City officials said the proposal for the zone — which will combine residential, retail and office uses with a large parking lot — will create jobs and repair the urban fabric of the area. But critics said the city is not soliciting enough community input and is not using good urban-design principles to guide its redevelopment of the area, which lies southwest of the central Yale campus and touches the Yale-New Haven Hospital on its eastern end.
Executive Director of the City Plan Department Karyn Gilvarg ARCH ’75 said the conceptual plan proposes 608 new residential units, a 1,958-space parking lot, and retail and biomedical facilities. The residential units will be housed in mixed-use buildings, which will incorporate ground floor retail with apartments on upper levels. The parking lot would be located near the Yale-New Haven Hospital to alleviate a parking shortage in the area, which may be exacerbated by the opening of Yale-New Haven Cancer Center. 32,600 square feet would be allocated for retail, and another 229,000 square feet for biomedical uses.
Gilvarg said New Hampshire-based RKG Associates Inc. focused on the needs of local residents and businesses when designing the conceptual plan, which will act as a set of guidelines for future developers of the site.
In response to growing traffic congestion on Chapel Street in the 1950s, former New Haven Mayor Richard Lee had set out to create a six-lane limited-access express route through the city with a bridge spanning Western Memorial Park, Gilvarg said.
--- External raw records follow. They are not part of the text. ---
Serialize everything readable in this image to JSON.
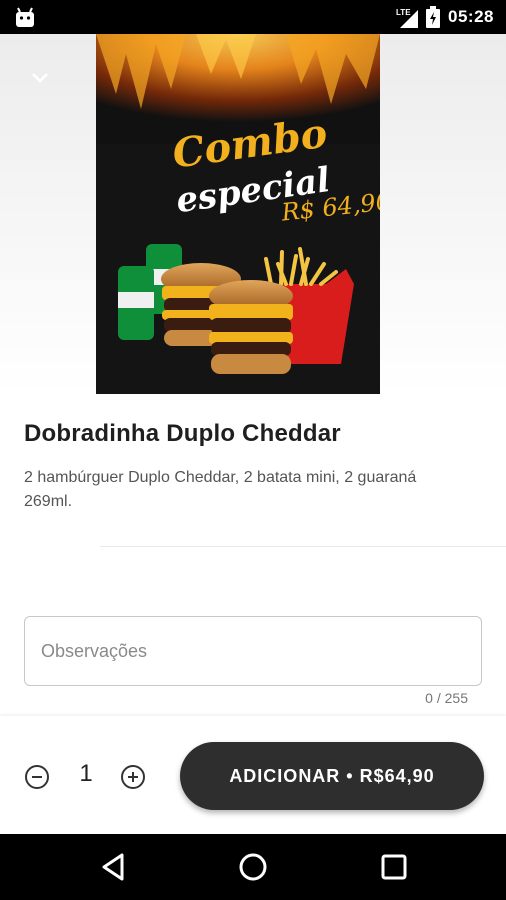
{
  "status_bar": {
    "network": "LTE",
    "time": "05:28"
  },
  "poster": {
    "line1": "Combo",
    "line2": "especial",
    "price": "R$ 64,90"
  },
  "product": {
    "title": "Dobradinha Duplo Cheddar",
    "description": "2 hambúrguer Duplo Cheddar, 2 batata mini, 2 guaraná 269ml."
  },
  "observations": {
    "placeholder": "Observações",
    "value": "",
    "counter": "0 / 255"
  },
  "order": {
    "quantity": "1",
    "add_label": "ADICIONAR • R$64,90"
  },
  "colors": {
    "button": "#2e2e2e",
    "poster_text": "#f2b01e"
  }
}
The city used eminent domain to purchase 26 acres of land to construct the corridor, but the plan quickly suffered financial setbacks and opposition from environmentalists and community members, she said. The plans never moved forward, and the land has remained an empty, unused lot ever since.
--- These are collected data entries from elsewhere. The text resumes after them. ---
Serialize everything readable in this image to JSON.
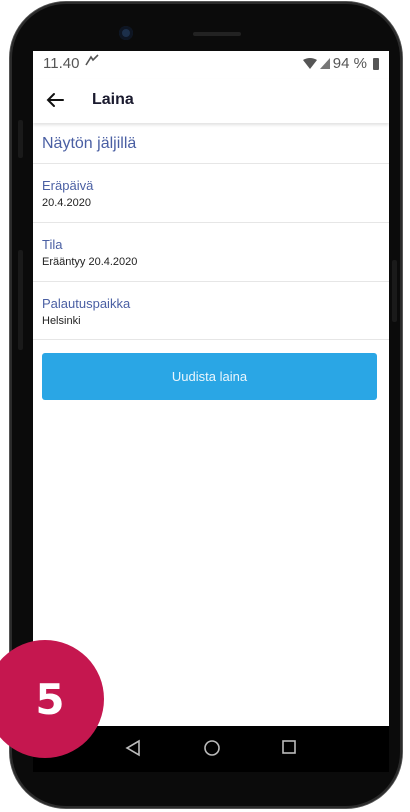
{
  "status_bar": {
    "time": "11.40",
    "notification_icon": "notification-icon",
    "battery_level": "94 %"
  },
  "app_bar": {
    "back_icon": "back-arrow-icon",
    "title": "Laina"
  },
  "loan": {
    "section_title": "Näytön jäljillä",
    "fields": [
      {
        "label": "Eräpäivä",
        "value": "20.4.2020"
      },
      {
        "label": "Tila",
        "value": "Erääntyy 20.4.2020"
      },
      {
        "label": "Palautuspaikka",
        "value": "Helsinki"
      }
    ],
    "renew_button": "Uudista laina"
  },
  "navigation_bar": {
    "icons": [
      "back-triangle-icon",
      "home-circle-icon",
      "recents-square-icon"
    ]
  },
  "step_badge": {
    "number": "5"
  },
  "colors": {
    "accent_text": "#4a5fa3",
    "button": "#2aa6e5",
    "badge": "#c5174f"
  }
}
Critics of the proposal said they are pleased the city is finally moving forward on plans to redevelop the area, but that there are major problems with the proposal as it stands.
President of the New Haven Urban Design League Anstress Farwell GRD ’78 said she thinks the city’s plan for Route 34 should focus on residential and commercial development rather than the creation of a new parking lot, which would increase pollution and crime in the neighborhood. She said expanded commerce in the neighborhood would reduce traffic by offering incentives to commuters to live in the local area rather than commute.
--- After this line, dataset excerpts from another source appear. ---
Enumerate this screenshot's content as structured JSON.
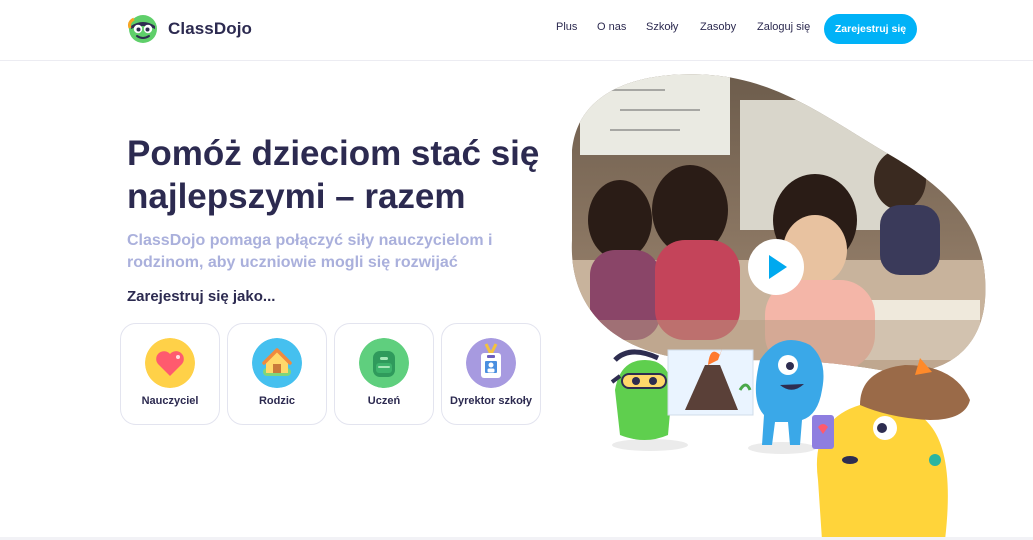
{
  "header": {
    "logo_text": "ClassDojo",
    "nav": [
      "Plus",
      "O nas",
      "Szkoły",
      "Zasoby",
      "Zaloguj się"
    ],
    "signup_button": "Zarejestruj się"
  },
  "hero": {
    "title_line1": "Pomóż dzieciom stać się",
    "title_line2": "najlepszymi – razem",
    "subtitle_line1": "ClassDojo pomaga połączyć siły nauczycielom i",
    "subtitle_line2": "rodzinom, aby uczniowie mogli się rozwijać",
    "register_as": "Zarejestruj się jako..."
  },
  "roles": [
    {
      "label": "Nauczyciel",
      "icon": "heart-icon",
      "color": "#ffd148"
    },
    {
      "label": "Rodzic",
      "icon": "house-icon",
      "color": "#45c0ef"
    },
    {
      "label": "Uczeń",
      "icon": "backpack-icon",
      "color": "#5fcf7e"
    },
    {
      "label": "Dyrektor szkoły",
      "icon": "id-badge-icon",
      "color": "#a79ae0"
    }
  ],
  "video": {
    "play_icon": "play-icon"
  },
  "colors": {
    "accent": "#00b2f7",
    "text": "#2c2a50",
    "subtitle": "#aab0dc"
  }
}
“I think in looking at this kind of plan, the city is missing a huge opportunity,” Farwell said. “The area is really struggling up to this point, and if you build it up with good public amenities, you would be more likely to get the nurse who lives in Madison to move here.”
But Gilvarg said the neighborhood does require extra parking space in light of the current shortage, and that overlooking this need would drive many businesses out of the area.
“One of the things we heard during the approvals for the Yale-New Haven Cancer Center was that if the Hospital does not supply adequate parking for staff and visitors, it overflows into local neighborhoods,” she said. “Not supplying the parking would make the site unmarketable.”
Gilvarg said that while she would like to decrease car traffic with an expansion of public transportation, this would not be feasible because of the high costs involved and the low population density of the area.
“We can’t move to that more transit-friendly environment without some kind of investment, [and] the state is not making the investments for transit,” she said.
Ward 23 Alderman Yusuf Shah, who represents the area being redeveloped, said he was disappointed with the lack of input the city has solicited from the local community. He said many local residents feel they have been left out of the planning process and are skeptical about the benefits it would bring to the community.
“I think that the plan did not have any of the elements [that] the West River community have proposed to the city,” he said. “I am trying to do whatever I possibly can to make all of this happen with the city and with the community bringing it all together, but it just seems like there are some things that still need to be worked on.”
Jerry Poole, who lives on George Street, which is adjacent to the targeted area, said he is concerned about the increased traffic the city’s proposal would create.
“The parking has been a very deep concern of all of us because of the amount of traffic that will be generated,” he said. “We need to cut down on the use of automobiles.”
The city will likely submit a Municipal Development Plan to the Board of Aldermen for the redevelopment plan to allow for better access to funding. Gilvarg said she hopes to solicit proposals from developers by 2008.